Is it a problem that both John Prescott and Bhikhu Parekh are Baron INSERT NAME HERE of Kingston-upon-Hull? Or does it make the crucial difference that I always see hyphens in the news reports for Prescott (Kingston-upon-Hull) but not for Parekh (Kingston upon Hull)? Ought they to have a fight, or something, to settle the matter of who is going to receive loyalty oaths from local vassals, or have the Kingston-upon-Hull serf population work from time to time on their estates? (I am reasonably confident that Prescott would win that fight.) Are there other examples of places with multiple peers attached? And do the locals mind this kind of duplication? Questions, questions.

12 thoughts on “Absurd Feudal Aristocracy”

  1. As a Hull exile I can state fairly confidently that the locals would be divided between resentment at Prescott’s squirearchical extravagance, and being entirely unaware of who Bhikhu Parekh actually is. A close fight and a hard one to predict.

  2. Prescott is actually listed without hyphens on the Parliament site.

    Hmm, Parekh is listed as “Raised to the peerage as Baron Parekh, of Kingston upon Hull in the East Riding of Yorkshire 2000”

    and Prescott as: “Raised to the peerage as Baron Prescott, of Kingston upon Hull in the County of East Yorkshire 2010”

    The real question, is has Hull moved?

    It seems not: but perhaps Prescott is Baron of a parallel Hull.

  3. I was under the impression that they’d officially dropped the ‘Kingston upon’ bit.
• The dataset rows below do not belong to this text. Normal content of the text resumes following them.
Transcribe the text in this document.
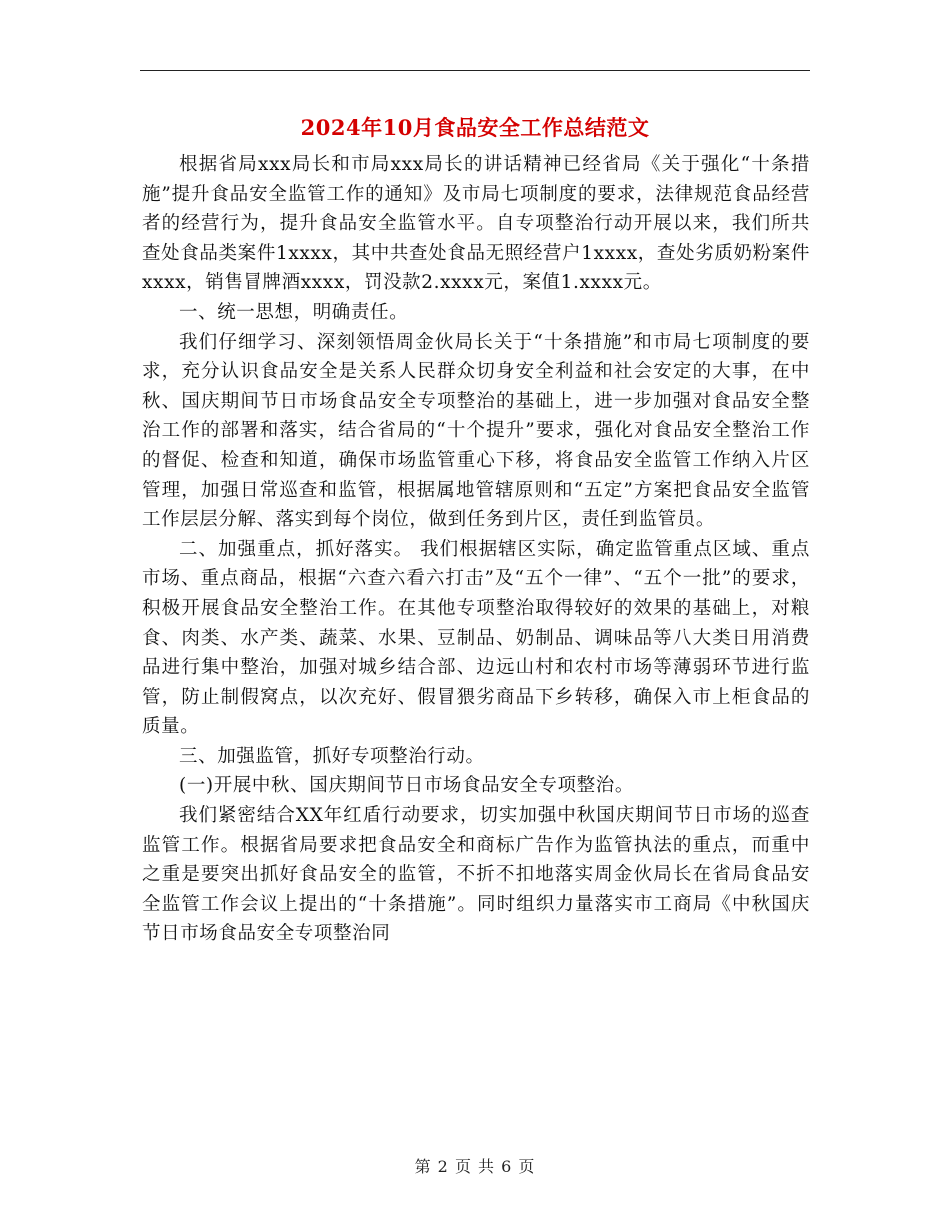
2024年10月食品安全工作总结范文

根据省局xxx局长和市局xxx局长的讲话精神已经省局《关于强化“十条措施”提升食品安全监管工作的通知》及市局七项制度的要求，法律规范食品经营者的经营行为，提升食品安全监管水平。自专项整治行动开展以来，我们所共查处食品类案件1xxxx，其中共查处食品无照经营户1xxxx，查处劣质奶粉案件xxxx，销售冒牌酒xxxx，罚没款2.xxxx元，案值1.xxxx元。

一、统一思想，明确责任。

我们仔细学习、深刻领悟周金伙局长关于“十条措施”和市局七项制度的要求，充分认识食品安全是关系人民群众切身安全利益和社会安定的大事，在中秋、国庆期间节日市场食品安全专项整治的基础上，进一步加强对食品安全整治工作的部署和落实，结合省局的“十个提升”要求，强化对食品安全整治工作的督促、检查和知道，确保市场监管重心下移，将食品安全监管工作纳入片区管理，加强日常巡查和监管，根据属地管辖原则和“五定”方案把食品安全监管工作层层分解、落实到每个岗位，做到任务到片区，责任到监管员。

二、加强重点，抓好落实。 我们根据辖区实际，确定监管重点区域、重点市场、重点商品，根据“六查六看六打击”及“五个一律”、“五个一批”的要求，积极开展食品安全整治工作。在其他专项整治取得较好的效果的基础上，对粮食、肉类、水产类、蔬菜、水果、豆制品、奶制品、调味品等八大类日用消费品进行集中整治，加强对城乡结合部、边远山村和农村市场等薄弱环节进行监管，防止制假窝点，以次充好、假冒猥劣商品下乡转移，确保入市上柜食品的质量。

三、加强监管，抓好专项整治行动。

(一)开展中秋、国庆期间节日市场食品安全专项整治。

我们紧密结合XX年红盾行动要求，切实加强中秋国庆期间节日市场的巡查监管工作。根据省局要求把食品安全和商标广告作为监管执法的重点，而重中之重是要突出抓好食品安全的监管，不折不扣地落实周金伙局长在省局食品安全监管工作会议上提出的“十条措施”。同时组织力量落实市工商局《中秋国庆节日市场食品安全专项整治同

第 2 页 共 6 页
So that just leaves the ‘h’ to drop and it’ll be spelt exactly how it’s pronounced.

  4. I suppose this is all a part of the attempted and necessarily partial defeudalisation of the Peerage. Clearly the territorial part of the title is now less a pretence of feudal overlordship and more of a mere postal address.
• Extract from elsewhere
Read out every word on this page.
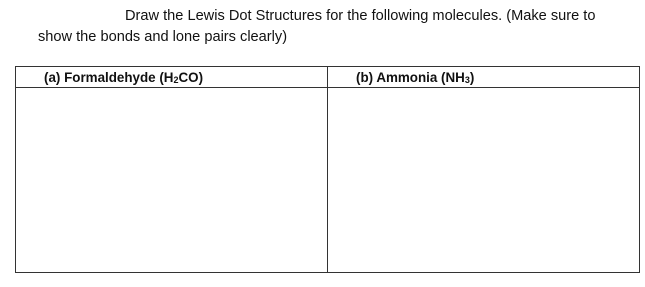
Draw the Lewis Dot Structures for the following molecules. (Make sure to
show the bonds and lone pairs clearly)
(a) Formaldehyde $(H_2CO)$	(b) Ammonia $(NH_3)$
    it goes along with the now near-universal tendency to refer to peers as e.g. ‘Lord John Prescott’ though strictly speaking this form of address is as I recall properly used only for ‘courtesy titles’ as with the younger sons of Dukes [?]*.

    If this is part of a deliberate PR campaign to make the peerage seem more folksy I suppose we should oppose it. But I suspect it is more a case of people not just giving much of a damn any more, in which case it should be welcome.

    * though it may be a significant exception that everyone seems to refer to ‘Lord Mandelson’ rather than ‘Lord Peter Mandelson’. Maybe as the latter sounds somehow more ridiculous we should insist on it.

  5. “though it may be a significant exception that everyone seems to refer to ‘Lord Mandelson’ rather than ‘Lord Peter Mandelson’. Maybe as the latter sounds somehow more ridiculous we should insist on it.”

    It was never Lord Darth Vader was it, just plain Lord Vader.*

    *Did Debrett’s ever do a Star Wars cash-in special edition?

  6. Until the sad recent death of Andrew McIntosh, Baron McIntosh of Haringey, we had two Barons of Haringey: Baron McIntosh of Haringey and Baron Harris of Haringey. Though technically the former was “Baron McIntosh of Haringey, of Haringey in the County of Greater London” and the latter “Baron Harris of Haringey, of Hornsey in the London Borough of Haringey”. I have no idea if this distinction here is meaningful, or whether, if it is meaningful, it is meaningful in a way or for a reason related to the possibility of two spatially coextensive peerages, or simply relates to changes brought about by legislative arcana such as the Lieutenancies Act 1997 or similar.